Kublai è il progetto nato dalla collaborazione fra Teo Manzo, autore dei testi e delle musiche, e Filippo Slaviero, che ha curato produzione, registrazione e mixaggio, oltre a essere coautore delle musiche. Kublai è anche il nome del suo esordio, un album che racconta una conversazione al termine della quale uno dei due protagonisti si toglierà la vita. “È un album diviso in tre respiri o movimenti, e composto di arie, più che di brani in senso stretto – dice l’autore. Ne abbiamo parlato con Teo Manzo.

QUANTO TI SENTI HYPFI? CIOÈ, FAI MUSICA TRISTE MA SEI UNA PERSONA FELICE?
Triste e felice sono aggettivi bidimensionali, credo di fare musica malinconica, più che triste. Il contrario di malinconico non esiste, quindi mi definirei una persona fortunata: ho il lusso di poter giocare con l’infelicità e trattarla, attivamente, da materia prima.

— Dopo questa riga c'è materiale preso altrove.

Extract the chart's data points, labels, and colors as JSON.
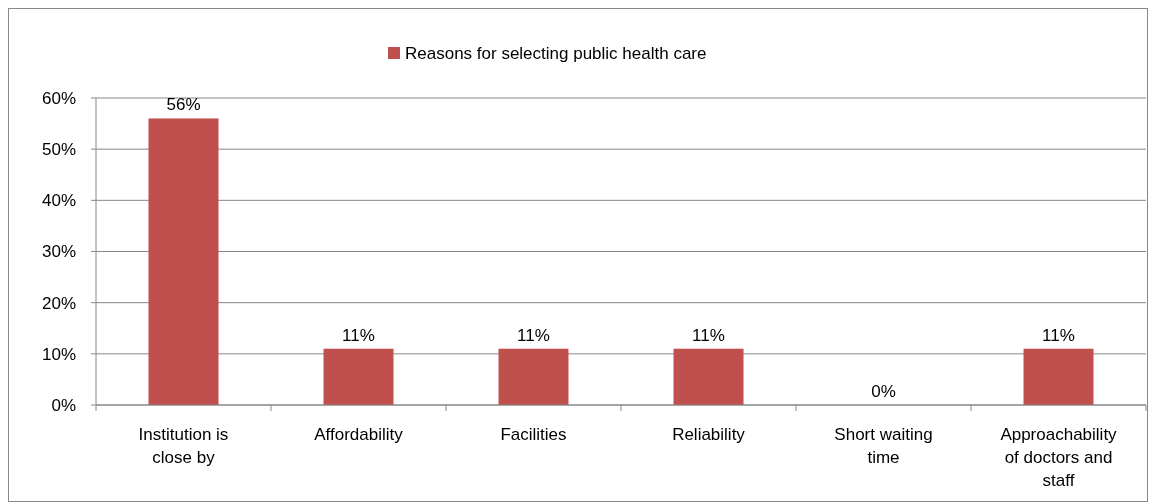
{
  "chart_data": {
    "type": "bar",
    "categories": [
      "Institution is close by",
      "Affordability",
      "Facilities",
      "Reliability",
      "Short waiting time",
      "Approachability of doctors and staff"
    ],
    "series": [
      {
        "name": "Reasons for selecting public health care",
        "color": "#c0504d",
        "values": [
          56,
          11,
          11,
          11,
          0,
          11
        ],
        "value_labels": [
          "56%",
          "11%",
          "11%",
          "11%",
          "0%",
          "11%"
        ]
      }
    ],
    "ylim": [
      0,
      60
    ],
    "yticks": [
      {
        "value": 0,
        "label": "0%"
      },
      {
        "value": 10,
        "label": "10%"
      },
      {
        "value": 20,
        "label": "20%"
      },
      {
        "value": 30,
        "label": "30%"
      },
      {
        "value": 40,
        "label": "40%"
      },
      {
        "value": 50,
        "label": "50%"
      },
      {
        "value": 60,
        "label": "60%"
      }
    ],
    "grid": "y",
    "legend": "top"
  }
}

QUAL È LA CANZONE PIÙ TRISTE DEL TUO ALBUM, KUBLAI, E PERCHÉ?
Direi Le soglie del dolore, come si intuisce dal titolo. Non so se è la più triste, ma è certamente il cuore dell’album, la “scena madre”. È il momento in cui il dialogo tra i due protagonisti, vivo fino al quel momento, si interrompe.

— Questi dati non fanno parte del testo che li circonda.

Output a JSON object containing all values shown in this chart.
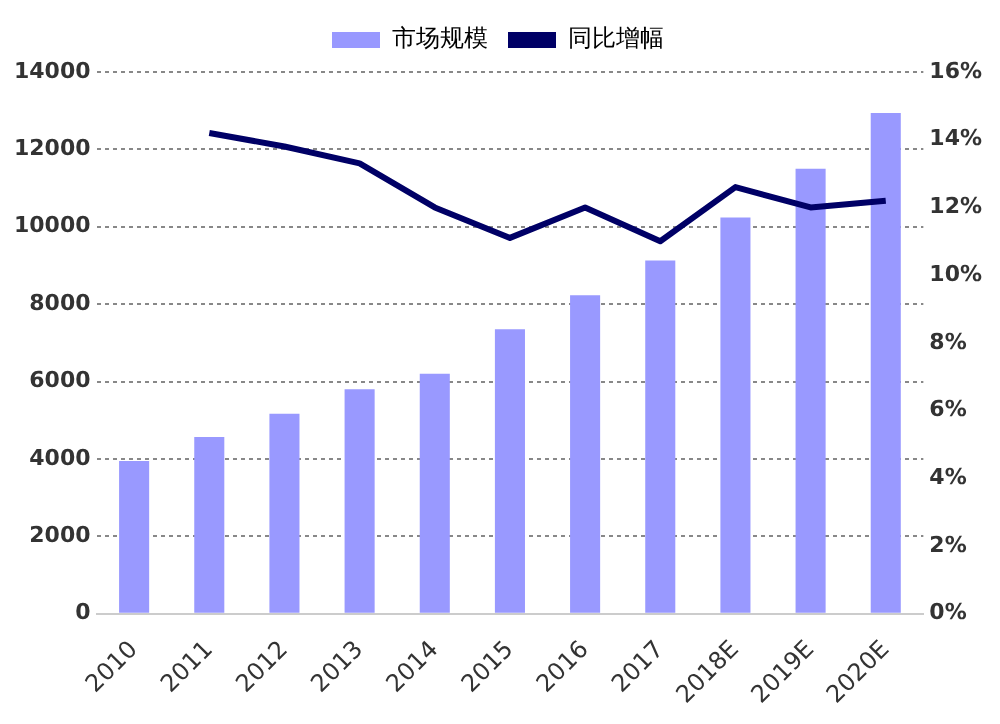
{
  "chart_data": {
    "type": "bar",
    "categories": [
      "2010",
      "2011",
      "2012",
      "2013",
      "2014",
      "2015",
      "2016",
      "2017",
      "2018E",
      "2019E",
      "2020E"
    ],
    "series": [
      {
        "name": "市场规模",
        "color": "#9999ff",
        "values": [
          3950,
          4570,
          5170,
          5800,
          6200,
          7350,
          8230,
          9130,
          10240,
          11500,
          12940
        ]
      },
      {
        "name": "同比增幅",
        "type": "line",
        "axis": "y2",
        "color": "#000066",
        "marker": "none",
        "values": [
          null,
          14.2,
          13.8,
          13.3,
          12.0,
          11.1,
          12.0,
          11.0,
          12.6,
          12.0,
          12.2
        ]
      }
    ],
    "ylim": [
      0,
      14000
    ],
    "yticks": [
      0,
      2000,
      4000,
      6000,
      8000,
      10000,
      12000,
      14000
    ],
    "y2lim": [
      0,
      16
    ],
    "y2ticks": [
      {
        "value": 0,
        "label": "0%"
      },
      {
        "value": 2,
        "label": "2%"
      },
      {
        "value": 4,
        "label": "4%"
      },
      {
        "value": 6,
        "label": "6%"
      },
      {
        "value": 8,
        "label": "8%"
      },
      {
        "value": 10,
        "label": "10%"
      },
      {
        "value": 12,
        "label": "12%"
      },
      {
        "value": 14,
        "label": "14%"
      },
      {
        "value": 16,
        "label": "16%"
      }
    ],
    "grid": "y",
    "legend": "top"
  }
}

E INVECE QUAL È LA CANZONE PIÙ FELICE DELL’ALBUM?
Dico Cipango, ma con poca convinzione. Credo davvero che brani felici non ve ne siano.

IN CHE MODO LA TUA MUSICA POTREBBE RENDERE FELICE CHI L’ASCOLTA?
Non ne ho idea, ma rendere felice chi mi ascolta non è tra i miei scopi. Vorrei piuttosto che chi ascolti Kublai, ascoltasse un modo di esprimersi e di crescere. E ciò passa più spesso da un dolore che da una distrazione.

QUALI SONO LE TUE TRE CANZONI TRISTI PREFERITE DI SEMPRE?
I Fell in Love with a Dead Boy di Antony and The Johnsons, Hanging on a Star di Nick Drak e Sfiorisci bel fiore di Enzo Jannacci. Ne ho dette tre, ma ne ho mille.